OP - the sticker wiredgeorge posted a photo of should be on drivers door jamb - that value is what you want to look at for truck payload. Basically you, family, gear in truck, and hitch weight need to be less than this. Weight-wise, I'd bet a dollar your fine. You just may not like the posh bouncy ride your 1500 has when towing - it's why I went 2500 when I had a TT.

As far as "buddy's truck" comment - I bet his payload on a 6.2L LTZ and the payload on a 6.2L Denali are very close.
You know, I'm fairly new to this game and was educated on this forum as well, having purchased a 33', 9500 lb GVWR trailer for my 1/2 ton F150. Look at my initial posts from several months ago.

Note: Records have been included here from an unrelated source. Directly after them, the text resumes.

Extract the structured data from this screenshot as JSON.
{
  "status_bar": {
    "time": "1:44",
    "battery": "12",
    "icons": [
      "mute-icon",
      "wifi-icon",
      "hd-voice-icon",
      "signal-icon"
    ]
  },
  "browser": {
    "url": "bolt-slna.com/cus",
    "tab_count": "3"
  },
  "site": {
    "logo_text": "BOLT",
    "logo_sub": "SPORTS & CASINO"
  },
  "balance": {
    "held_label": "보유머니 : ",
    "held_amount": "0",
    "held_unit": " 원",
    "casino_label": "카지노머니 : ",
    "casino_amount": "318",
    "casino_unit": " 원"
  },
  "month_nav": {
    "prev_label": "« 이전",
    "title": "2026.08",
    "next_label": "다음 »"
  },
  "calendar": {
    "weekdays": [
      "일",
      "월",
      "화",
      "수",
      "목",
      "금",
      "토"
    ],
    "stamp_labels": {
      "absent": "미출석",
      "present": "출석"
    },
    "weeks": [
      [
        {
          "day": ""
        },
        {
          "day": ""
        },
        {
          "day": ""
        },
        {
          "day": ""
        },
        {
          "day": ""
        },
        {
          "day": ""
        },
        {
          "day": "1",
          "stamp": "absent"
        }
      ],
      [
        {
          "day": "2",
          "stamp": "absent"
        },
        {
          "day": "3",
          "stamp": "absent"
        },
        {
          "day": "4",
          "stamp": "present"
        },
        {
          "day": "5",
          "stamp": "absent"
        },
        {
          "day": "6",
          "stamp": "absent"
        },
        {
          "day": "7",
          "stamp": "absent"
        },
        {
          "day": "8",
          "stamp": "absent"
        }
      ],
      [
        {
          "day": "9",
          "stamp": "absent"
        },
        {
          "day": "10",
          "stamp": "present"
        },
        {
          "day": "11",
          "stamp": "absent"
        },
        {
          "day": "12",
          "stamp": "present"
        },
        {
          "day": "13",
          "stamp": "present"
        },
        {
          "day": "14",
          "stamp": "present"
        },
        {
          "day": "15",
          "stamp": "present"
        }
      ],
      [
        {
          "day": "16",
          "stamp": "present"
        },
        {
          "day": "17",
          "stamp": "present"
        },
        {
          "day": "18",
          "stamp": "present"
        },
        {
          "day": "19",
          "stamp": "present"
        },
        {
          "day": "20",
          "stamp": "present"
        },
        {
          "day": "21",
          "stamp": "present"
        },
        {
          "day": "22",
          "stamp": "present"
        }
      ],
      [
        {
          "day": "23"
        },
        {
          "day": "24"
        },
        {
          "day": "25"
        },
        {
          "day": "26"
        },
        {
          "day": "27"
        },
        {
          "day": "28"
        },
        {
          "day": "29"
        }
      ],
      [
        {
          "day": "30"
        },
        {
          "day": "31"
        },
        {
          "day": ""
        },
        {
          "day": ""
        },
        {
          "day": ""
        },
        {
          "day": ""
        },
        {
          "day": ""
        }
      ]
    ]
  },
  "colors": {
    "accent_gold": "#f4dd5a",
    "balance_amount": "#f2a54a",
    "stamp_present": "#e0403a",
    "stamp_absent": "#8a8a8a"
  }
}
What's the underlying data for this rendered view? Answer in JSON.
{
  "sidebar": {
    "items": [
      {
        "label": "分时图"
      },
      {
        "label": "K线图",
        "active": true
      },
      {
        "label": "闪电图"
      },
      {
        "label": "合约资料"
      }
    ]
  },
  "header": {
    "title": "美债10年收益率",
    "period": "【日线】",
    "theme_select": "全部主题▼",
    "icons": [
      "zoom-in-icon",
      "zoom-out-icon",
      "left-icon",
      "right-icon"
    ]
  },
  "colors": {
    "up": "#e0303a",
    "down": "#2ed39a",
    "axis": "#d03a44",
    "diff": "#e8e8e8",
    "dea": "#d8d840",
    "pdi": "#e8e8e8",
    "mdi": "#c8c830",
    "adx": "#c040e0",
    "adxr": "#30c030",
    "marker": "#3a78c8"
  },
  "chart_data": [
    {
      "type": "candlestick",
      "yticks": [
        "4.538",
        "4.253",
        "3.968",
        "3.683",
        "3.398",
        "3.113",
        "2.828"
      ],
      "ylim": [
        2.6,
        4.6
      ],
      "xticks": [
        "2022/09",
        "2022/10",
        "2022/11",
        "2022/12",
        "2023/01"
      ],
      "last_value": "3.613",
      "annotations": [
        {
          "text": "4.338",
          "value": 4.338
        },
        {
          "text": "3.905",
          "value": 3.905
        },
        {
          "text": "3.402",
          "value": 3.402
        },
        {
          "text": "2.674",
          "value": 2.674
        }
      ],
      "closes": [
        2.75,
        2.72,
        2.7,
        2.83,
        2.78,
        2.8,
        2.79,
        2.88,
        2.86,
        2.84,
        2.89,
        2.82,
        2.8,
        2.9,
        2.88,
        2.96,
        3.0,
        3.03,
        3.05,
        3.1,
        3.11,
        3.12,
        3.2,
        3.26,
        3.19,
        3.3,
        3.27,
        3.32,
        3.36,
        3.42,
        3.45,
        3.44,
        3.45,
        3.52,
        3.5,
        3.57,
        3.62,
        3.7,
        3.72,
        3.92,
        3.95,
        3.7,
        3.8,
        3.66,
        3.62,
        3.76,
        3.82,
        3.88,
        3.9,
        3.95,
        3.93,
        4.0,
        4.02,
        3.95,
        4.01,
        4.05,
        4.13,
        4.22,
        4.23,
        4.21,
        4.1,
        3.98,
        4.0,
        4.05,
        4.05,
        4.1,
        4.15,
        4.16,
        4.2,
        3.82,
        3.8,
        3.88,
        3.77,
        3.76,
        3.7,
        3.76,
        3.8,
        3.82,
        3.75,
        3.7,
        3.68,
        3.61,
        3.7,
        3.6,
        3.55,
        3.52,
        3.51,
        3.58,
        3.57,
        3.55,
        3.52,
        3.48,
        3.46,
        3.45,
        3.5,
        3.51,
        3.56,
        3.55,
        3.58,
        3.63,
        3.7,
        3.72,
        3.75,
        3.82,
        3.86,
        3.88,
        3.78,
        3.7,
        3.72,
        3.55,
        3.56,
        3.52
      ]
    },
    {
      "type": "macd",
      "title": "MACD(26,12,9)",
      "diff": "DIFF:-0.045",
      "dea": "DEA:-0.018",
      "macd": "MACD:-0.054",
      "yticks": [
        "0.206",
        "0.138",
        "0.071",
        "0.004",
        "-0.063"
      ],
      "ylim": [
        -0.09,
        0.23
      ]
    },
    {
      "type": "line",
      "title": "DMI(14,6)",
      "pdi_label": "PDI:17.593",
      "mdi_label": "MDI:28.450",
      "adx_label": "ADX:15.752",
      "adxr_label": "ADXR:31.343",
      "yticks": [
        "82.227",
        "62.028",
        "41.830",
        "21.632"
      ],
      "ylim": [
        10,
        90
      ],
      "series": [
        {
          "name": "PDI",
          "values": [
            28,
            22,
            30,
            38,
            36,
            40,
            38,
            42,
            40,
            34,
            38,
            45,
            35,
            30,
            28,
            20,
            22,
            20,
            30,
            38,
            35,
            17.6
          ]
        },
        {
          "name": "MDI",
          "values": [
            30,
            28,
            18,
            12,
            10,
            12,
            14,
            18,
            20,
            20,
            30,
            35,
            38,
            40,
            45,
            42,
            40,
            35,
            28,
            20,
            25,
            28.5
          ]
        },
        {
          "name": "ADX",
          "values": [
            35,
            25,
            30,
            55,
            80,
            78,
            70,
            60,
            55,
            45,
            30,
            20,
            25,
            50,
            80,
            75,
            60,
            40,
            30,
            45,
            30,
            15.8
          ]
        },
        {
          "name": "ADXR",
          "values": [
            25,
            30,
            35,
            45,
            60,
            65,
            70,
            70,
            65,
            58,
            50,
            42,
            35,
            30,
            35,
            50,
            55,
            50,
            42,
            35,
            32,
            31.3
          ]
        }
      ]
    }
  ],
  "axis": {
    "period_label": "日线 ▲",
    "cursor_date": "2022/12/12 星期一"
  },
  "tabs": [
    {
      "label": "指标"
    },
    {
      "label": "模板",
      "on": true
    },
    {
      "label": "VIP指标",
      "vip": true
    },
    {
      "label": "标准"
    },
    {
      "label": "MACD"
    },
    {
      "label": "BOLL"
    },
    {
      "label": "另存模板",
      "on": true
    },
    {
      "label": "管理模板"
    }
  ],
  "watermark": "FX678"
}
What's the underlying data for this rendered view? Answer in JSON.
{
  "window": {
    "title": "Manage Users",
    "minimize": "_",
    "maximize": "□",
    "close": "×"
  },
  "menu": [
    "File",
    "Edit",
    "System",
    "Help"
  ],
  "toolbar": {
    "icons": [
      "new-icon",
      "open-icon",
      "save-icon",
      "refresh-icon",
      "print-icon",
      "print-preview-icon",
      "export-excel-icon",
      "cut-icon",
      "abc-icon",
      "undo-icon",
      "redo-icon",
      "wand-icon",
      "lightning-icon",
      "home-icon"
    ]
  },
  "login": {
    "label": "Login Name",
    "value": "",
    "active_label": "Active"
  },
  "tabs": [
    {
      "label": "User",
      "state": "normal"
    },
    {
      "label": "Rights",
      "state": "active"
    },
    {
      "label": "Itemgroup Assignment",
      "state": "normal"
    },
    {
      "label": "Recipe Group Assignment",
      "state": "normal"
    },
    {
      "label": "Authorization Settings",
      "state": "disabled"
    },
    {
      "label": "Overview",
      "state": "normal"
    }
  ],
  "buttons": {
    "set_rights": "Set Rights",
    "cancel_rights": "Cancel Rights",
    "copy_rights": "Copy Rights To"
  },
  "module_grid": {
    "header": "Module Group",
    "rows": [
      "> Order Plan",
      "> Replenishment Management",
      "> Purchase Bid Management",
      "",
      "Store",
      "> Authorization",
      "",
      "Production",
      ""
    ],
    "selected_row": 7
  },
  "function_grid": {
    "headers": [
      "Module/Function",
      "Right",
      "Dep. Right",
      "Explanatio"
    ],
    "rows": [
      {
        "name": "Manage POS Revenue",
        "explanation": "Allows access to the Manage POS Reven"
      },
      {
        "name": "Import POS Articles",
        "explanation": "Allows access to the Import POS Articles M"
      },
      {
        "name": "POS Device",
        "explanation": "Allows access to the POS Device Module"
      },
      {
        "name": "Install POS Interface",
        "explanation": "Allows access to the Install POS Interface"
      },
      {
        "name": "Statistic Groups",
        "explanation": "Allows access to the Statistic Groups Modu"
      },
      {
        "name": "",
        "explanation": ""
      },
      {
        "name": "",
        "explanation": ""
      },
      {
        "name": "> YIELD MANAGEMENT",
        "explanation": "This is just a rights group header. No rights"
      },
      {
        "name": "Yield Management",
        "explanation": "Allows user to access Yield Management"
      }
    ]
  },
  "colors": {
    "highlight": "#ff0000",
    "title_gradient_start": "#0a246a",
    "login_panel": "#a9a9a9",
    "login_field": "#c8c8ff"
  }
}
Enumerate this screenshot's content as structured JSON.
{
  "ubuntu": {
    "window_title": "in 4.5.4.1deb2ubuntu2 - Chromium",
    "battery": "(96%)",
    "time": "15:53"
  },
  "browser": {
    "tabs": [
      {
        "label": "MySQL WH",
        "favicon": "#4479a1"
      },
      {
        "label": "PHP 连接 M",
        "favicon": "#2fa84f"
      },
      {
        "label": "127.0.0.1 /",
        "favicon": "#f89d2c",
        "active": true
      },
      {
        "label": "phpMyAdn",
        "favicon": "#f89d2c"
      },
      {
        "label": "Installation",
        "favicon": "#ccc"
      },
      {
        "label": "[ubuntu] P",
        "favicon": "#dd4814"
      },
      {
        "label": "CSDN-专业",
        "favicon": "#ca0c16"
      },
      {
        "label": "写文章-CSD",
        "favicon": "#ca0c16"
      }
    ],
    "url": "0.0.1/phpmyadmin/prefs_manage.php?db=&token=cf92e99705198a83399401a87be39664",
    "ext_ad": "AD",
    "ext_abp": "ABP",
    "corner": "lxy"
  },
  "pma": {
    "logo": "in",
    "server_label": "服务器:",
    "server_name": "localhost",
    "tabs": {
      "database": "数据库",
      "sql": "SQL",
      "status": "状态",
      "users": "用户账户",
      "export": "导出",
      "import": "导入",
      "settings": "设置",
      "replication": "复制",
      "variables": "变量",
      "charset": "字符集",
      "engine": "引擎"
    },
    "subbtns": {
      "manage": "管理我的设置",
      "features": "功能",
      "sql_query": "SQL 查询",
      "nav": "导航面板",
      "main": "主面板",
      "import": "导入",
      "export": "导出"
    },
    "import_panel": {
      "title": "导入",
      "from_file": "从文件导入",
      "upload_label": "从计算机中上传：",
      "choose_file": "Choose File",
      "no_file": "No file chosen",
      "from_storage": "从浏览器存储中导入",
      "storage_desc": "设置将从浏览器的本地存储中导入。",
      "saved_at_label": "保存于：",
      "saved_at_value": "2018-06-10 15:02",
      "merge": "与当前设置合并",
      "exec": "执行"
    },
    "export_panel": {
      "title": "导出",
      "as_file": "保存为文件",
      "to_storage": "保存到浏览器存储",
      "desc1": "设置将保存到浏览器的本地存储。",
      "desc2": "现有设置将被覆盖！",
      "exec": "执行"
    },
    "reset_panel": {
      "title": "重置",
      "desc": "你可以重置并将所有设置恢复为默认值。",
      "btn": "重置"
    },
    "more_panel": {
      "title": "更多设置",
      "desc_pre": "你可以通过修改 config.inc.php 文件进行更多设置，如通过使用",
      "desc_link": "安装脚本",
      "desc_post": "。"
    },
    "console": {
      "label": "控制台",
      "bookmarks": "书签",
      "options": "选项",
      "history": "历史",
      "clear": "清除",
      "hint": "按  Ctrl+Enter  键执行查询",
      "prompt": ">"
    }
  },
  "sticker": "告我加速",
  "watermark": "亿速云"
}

I'm not sure the characterization of an 'immediate attack' by the 'weight police' is accurate or fair. I find nothing wrong with asking these type of questions when a poster with a 1500 states they just bought a 9000 lb 30+ foot trailer. It beats the hell out of the obligatory "Welcome from Tennessee, have fun!!!!'

A quick look at the stats on this trailer and truck immediately begs this type of questioning. There is so much misinformation and salesman exaggeration out there that many people feel that truck towing capacity is the be all/end all with regard to towing....I know I did. In my almost daily view of posts on this and other forums over the last year, or so, most of these 'cases' end up in a truck with a 1600 lb payload and a trailer with a tongue weight of 1300 lbs. This may not be the case here, but what's the harm in asking?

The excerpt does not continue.